Ace Hardware for replacement everything. Ace Lady says at a certain point you may as well replace the whole durn turlet. But I like this one. 1942 original. Much respect to this turlet.

Return and replace shutoff valve. Restore water pressure. It holds!

Replace main gasket. Lower tank into position. Begin cranking down retaining nuts to compress the fat main gasket. A little here, a little there. A little more here, a little more there. CRACK the day is shot as toilet bowl shatters from pressure (I wasn’t giving it much, must have been ready to go). Well, not shot — I did fix the shutoff valve — but now we have to replace the toilet.

Anyone who thinks I’m complaining about home ownership is off their rocker. I’m in heaven. I feel whole. Computers suck the life out of you.

Music: Modest Mouse :: Willful Suspension Of Disbelief

8 Replies to “Domino Theory, Pt. II”

  1. I think he’s being as un-ironic as a person can be. If you don’t feel the life being sucked out of you by computers, you either don’t work with them all day or you’re some kind of a weird human/machine hybrid manufactured in the future.

  2. I believe that different things suck the life out of different people. Fixing stuff around the house sucks the life out of me. And for my sig other computers give him life.

  3. Yeah, I don’t think a torque wrench would have helped here. I really wasn’t even at the point yet of having enough torque to matter. I think it was really just ready to go. 60 years of strain on the porcelain.

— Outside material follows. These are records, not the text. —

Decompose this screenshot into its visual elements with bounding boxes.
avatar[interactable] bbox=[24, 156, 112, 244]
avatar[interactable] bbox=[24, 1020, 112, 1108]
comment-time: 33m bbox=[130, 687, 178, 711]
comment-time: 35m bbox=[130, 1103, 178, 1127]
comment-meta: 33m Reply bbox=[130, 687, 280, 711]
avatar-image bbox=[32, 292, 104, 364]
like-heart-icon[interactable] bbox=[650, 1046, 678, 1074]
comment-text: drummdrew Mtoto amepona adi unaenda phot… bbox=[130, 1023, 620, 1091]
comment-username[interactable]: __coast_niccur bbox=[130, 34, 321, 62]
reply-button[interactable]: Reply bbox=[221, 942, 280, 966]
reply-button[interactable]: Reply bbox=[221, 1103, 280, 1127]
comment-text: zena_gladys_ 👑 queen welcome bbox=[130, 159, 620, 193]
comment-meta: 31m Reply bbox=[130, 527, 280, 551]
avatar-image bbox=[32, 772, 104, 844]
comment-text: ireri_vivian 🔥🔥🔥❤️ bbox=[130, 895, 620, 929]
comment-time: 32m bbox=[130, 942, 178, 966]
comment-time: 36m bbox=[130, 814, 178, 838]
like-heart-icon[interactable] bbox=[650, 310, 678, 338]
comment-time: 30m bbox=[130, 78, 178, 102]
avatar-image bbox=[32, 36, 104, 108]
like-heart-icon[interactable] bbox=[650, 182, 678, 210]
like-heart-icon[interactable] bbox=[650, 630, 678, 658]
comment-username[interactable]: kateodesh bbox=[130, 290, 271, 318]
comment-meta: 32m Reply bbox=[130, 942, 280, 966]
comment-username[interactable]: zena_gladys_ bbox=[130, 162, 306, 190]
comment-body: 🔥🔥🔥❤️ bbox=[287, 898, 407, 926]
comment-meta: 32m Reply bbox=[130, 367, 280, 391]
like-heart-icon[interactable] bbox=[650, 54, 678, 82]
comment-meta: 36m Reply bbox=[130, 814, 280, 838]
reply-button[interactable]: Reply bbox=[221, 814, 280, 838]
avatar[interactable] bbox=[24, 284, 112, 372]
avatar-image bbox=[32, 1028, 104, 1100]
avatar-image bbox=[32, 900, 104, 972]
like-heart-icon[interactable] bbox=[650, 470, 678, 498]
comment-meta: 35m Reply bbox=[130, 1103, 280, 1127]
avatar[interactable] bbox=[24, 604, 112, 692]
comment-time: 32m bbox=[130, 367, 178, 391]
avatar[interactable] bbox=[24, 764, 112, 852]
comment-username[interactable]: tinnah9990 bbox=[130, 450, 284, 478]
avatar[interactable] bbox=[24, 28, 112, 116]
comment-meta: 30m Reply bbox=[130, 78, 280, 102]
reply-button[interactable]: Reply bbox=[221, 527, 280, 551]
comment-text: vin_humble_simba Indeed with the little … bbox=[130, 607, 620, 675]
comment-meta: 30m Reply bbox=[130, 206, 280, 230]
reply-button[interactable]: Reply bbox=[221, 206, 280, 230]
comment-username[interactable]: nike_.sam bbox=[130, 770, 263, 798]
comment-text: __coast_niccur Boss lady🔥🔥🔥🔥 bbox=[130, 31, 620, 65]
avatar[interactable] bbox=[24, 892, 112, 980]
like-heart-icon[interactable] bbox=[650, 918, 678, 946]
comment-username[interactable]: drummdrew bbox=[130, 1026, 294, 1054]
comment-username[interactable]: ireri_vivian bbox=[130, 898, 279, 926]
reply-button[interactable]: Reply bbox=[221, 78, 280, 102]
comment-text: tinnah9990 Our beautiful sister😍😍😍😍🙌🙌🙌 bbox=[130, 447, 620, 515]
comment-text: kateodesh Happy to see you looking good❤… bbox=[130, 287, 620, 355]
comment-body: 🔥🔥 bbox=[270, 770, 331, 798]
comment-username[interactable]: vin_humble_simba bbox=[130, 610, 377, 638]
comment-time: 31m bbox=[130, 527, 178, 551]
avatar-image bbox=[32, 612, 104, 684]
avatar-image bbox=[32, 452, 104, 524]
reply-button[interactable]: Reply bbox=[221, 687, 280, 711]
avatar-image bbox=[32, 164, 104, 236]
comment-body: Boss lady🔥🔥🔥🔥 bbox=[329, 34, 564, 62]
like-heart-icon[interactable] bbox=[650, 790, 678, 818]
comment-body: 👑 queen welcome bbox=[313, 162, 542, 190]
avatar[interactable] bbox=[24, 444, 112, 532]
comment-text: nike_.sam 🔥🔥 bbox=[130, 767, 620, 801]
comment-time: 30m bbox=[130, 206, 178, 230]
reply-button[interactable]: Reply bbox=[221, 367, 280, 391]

  4. You probably don’t need to know this now, but for next time… loosen the compression nut holding the feeder tube to the shutoff valve, let it slide down the tube, then loosen the nut holding the valve in the tank and let that slide down the tube. Now pull… (and maybe a twist to break it loose) the valve comes out in one motion. No need to move the tank. I have found that a good dusting, followed by a pillow for the head and a flashlight often yield a better perspective. Soon as your kid is old enough to hold a wrench, let him tackle the mechanical stuff. If he’s figured out keys, he’s well on his way!

  5. An obscure path, which I won’t explain, brought me here. Blogging is a pleasure I have not sampled…
    Unless you did this for some reason of your own, as mystical techies do… “foobar” is actually “fubar” which is an acronym of military origin “fucked up beyond all repair” or “fucked up beyond all recognition”
    Of course if you intended the cross-reference to our favorite “foo”… then excuse the intrusion.